C’est l’aperçu général que risque de surtout lire le public, dont les journalistes censés parler de ces rapports et susceptibles d’avoir une lecture superficielle qui peut les tromper. Que le discours soit de conviction ou de complaisance, éventuellement accentuée par la volonté de se démarquer des années George W. Bush, quoi qu’il en soit la minimisation du sort des chrétiens semble bien être la cause des restrictions à leur accueil sur le sol américain, du moins y a-t-il une corrélation entre cette approche et cette réception très bornée.

Pourtant, environ la moitié des chrétiens a quitté la Syrie depuis 2011, disposant de beaucoup moins de chances de survie face aux djihadistes que les musulmans, puisqu’ils ont le choix entre la vie et la mort, ou au mieux de payer la djizîa, l’impôt islamique sur les Gens du Livre - les chrétiens et les juifs -, pour ne pas être assassinés. Proportionnellement, considérant les chiffres de la population syrienne d’avant le conflit, il représentent quatre fois plus parmi les réfugiés partis de Syrie que leur pourcentage de début 2011 dans la population nationale : parmi les 4 millions de réfugiés, un million se revendiquent du christianisme.

Le Centre Simon Wiesenthal, organisation juive, déclare d’ailleurs que les chrétiens devraient bénéficier de la priorité en matière d’accueil – les responsables religieux de Syrie préfèrent cependant conserver la présence chrétienne sur une terre qui a vu naître le christianisme. Mais l’Administration Obama fait la sourde oreille aussi bien quant à l’accueil qu’en ce qui concerne le soutien aux chrétiens face aux islamistes, au point de provoquer la colère d’un ancien cadre de l’Administration Clinton, la journaliste Kristen Powers qui a signé en avril 2015 dans USA Today un article au vitriol sur le président qui « parle des chrétiens uniquement pour leur faire la leçon au lieu de les sauver de la persécution ».

... En contradiction avec la politique d’accueil officielle

Une visite de la page Internet des Services de l’immigration et de la citoyenneté américains nous donne quelques conditions pour être accepté comme réfugié : le réfugié est celui qui a fui son pays pour cause de persécution ou par crainte de persécutions futures ; et, pour être éligible au statut de réfugié aux États-Unis, il faut notamment qu’il appartienne à un groupe possédant des caractéristiques spéciales dans certains pays déterminés par Washington. Il faut généralement qu’il ait déjà abandonné sa terre.

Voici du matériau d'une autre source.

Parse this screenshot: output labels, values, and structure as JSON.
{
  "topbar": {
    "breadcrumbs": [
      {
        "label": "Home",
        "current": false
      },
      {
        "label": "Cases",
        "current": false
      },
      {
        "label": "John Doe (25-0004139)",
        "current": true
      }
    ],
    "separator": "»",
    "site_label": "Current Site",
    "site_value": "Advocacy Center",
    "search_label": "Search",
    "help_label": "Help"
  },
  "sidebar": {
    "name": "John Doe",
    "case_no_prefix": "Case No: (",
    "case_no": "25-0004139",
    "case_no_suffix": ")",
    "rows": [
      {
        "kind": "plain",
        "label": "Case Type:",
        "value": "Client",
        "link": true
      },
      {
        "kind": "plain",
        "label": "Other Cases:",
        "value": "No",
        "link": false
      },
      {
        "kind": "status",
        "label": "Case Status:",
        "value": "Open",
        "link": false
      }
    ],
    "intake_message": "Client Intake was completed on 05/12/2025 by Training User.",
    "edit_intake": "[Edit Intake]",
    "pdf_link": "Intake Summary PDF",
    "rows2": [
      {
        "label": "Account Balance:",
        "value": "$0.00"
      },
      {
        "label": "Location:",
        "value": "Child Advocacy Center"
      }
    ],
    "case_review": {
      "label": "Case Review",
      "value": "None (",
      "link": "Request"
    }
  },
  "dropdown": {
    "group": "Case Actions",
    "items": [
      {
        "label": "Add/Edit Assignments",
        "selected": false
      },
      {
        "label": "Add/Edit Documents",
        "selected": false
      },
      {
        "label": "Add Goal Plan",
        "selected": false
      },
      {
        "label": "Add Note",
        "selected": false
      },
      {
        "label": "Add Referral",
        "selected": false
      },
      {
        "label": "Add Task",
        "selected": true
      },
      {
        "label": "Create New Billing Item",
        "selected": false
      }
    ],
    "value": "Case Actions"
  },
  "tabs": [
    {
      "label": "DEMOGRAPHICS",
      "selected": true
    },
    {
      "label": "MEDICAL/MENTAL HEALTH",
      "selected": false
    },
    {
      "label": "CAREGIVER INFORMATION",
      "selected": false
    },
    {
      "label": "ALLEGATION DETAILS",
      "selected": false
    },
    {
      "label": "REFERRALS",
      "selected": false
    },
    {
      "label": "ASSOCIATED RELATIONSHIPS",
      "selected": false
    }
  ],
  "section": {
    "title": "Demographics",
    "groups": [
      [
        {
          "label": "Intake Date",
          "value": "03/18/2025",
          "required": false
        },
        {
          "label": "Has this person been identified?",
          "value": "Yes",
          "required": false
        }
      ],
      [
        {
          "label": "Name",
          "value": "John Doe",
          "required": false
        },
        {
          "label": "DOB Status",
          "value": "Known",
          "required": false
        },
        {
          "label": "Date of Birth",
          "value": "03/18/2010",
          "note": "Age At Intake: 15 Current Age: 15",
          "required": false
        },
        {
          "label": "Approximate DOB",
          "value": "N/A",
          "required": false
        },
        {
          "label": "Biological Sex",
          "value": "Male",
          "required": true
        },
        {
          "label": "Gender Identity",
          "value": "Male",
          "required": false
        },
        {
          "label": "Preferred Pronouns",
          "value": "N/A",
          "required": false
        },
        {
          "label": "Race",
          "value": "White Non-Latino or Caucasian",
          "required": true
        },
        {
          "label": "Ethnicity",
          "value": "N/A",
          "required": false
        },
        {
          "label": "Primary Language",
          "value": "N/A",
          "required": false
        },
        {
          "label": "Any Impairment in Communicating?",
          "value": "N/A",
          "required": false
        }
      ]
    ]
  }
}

Sur la page du Bureau pour les Populations, les Réfugiés et les Migrations, hébergé sur le site du secrétariat d’État, il est indiqué que « les États-Unis restent engagés dans leur aide aux enfants, femmes et hommes innocents affectés par l’actuel conflit en Syrie. »

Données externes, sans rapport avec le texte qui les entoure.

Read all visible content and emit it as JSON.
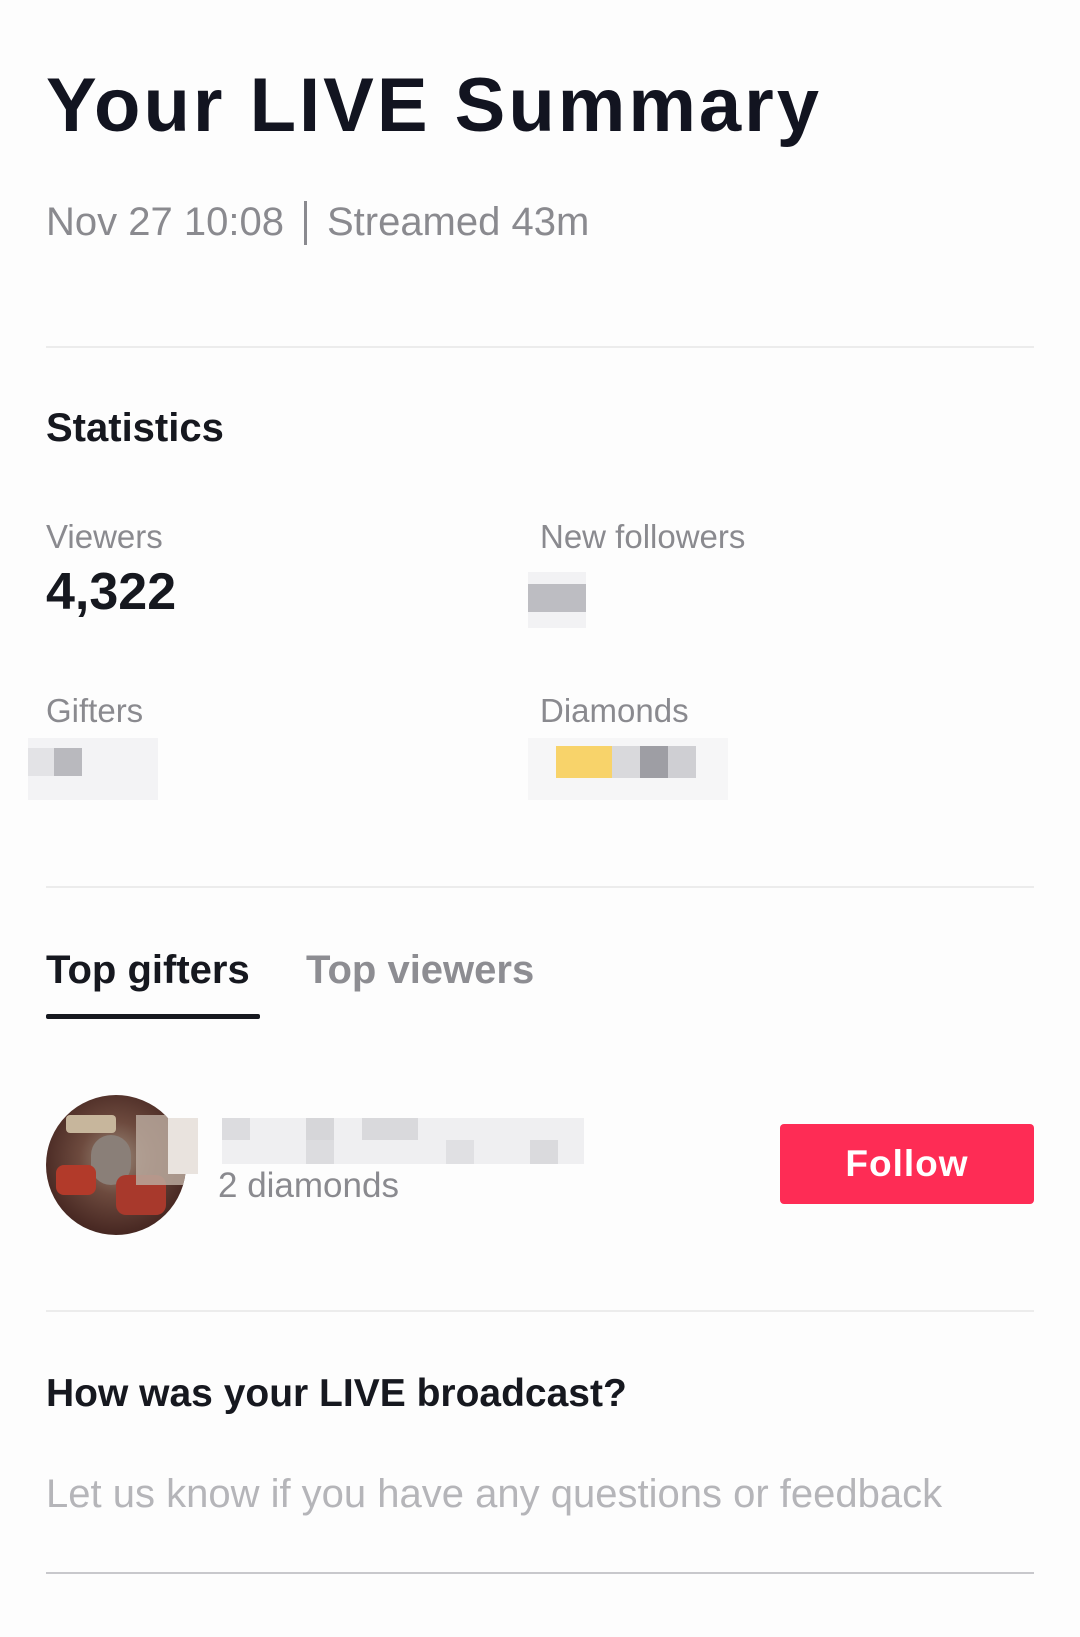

Alors que la moitié des gouverneurs affirmaient qu’ils refuseraient les réfugiés syriens, quelques jours après l’attentat au Bataclan à Paris, et que la Chambre des Représentants votait un texte visant à suspendre l’accueil des réfugiés syriens et irakiens, réfugiés que certains députés disaient même n’accepter que s’ils étaient chrétiens, afin d’éviter tout risque d’attentat, Barack Obama a fustigé ces opposants qui, d’après lui, trahissent la « tradition de compassion » de l’Amérique, sans mot dire de sa propre compassion très sélective.

S’il est nécessaire de ne pas omettre la possibilité que des traducteurs arabophones musulmans favorisent les demandes de leurs coreligionnaires, l’éventuelle part de ces traducteurs ne peut être estimée. En revanche, la politique de Barack Obama, qui est même allé jusqu’à affirmer peu après son élection que les États-Unis étaient « l’un des plus grands pays musulmans au monde », et qui jusqu’à présent n’a que peu fait en faveur des chrétiens, laisse planer le doute sur la volonté d’accueillir ces derniers.

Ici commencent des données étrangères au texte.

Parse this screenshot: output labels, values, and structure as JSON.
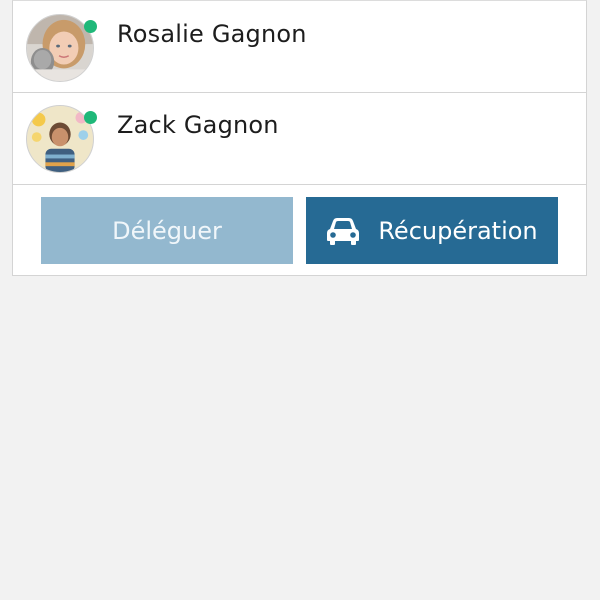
{
  "contacts": [
    {
      "name": "Rosalie Gagnon",
      "status": "online",
      "avatar_icon": "child-photo-avatar",
      "status_color": "#1fb879"
    },
    {
      "name": "Zack Gagnon",
      "status": "online",
      "avatar_icon": "child-photo-avatar",
      "status_color": "#1fb879"
    }
  ],
  "actions": {
    "delegate_label": "Déléguer",
    "pickup_label": "Récupération",
    "pickup_icon": "car-icon"
  },
  "colors": {
    "delegate_button": "#93b8cf",
    "pickup_button": "#266a94",
    "status_online": "#1fb879",
    "background": "#f2f2f2"
  }
}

Une attitude très partisane, mais, dans un autre sens, sous George W. Bush, la secrétaire d’État Condoleezza Rice, avait décidé de ne pas favoriser les réfugiés persécutés pour des raisons religieuses au motif que la Maison-Blanche n’intervenait pas dans ces querelles, probablement pour ne pas attiser les tensions avec le monde musulman encore accrues, après les guerres d’Afghanistan et d’Irak, par le très critiqué et mal lu - si ce n’est probablement pas lu vu les critiques qui lui ont été adressées - discours du Pape Benoît XVI à Ratisbonne, mentionnant à titre d’illustration l’usage de la violence dans l’islam pour convertir.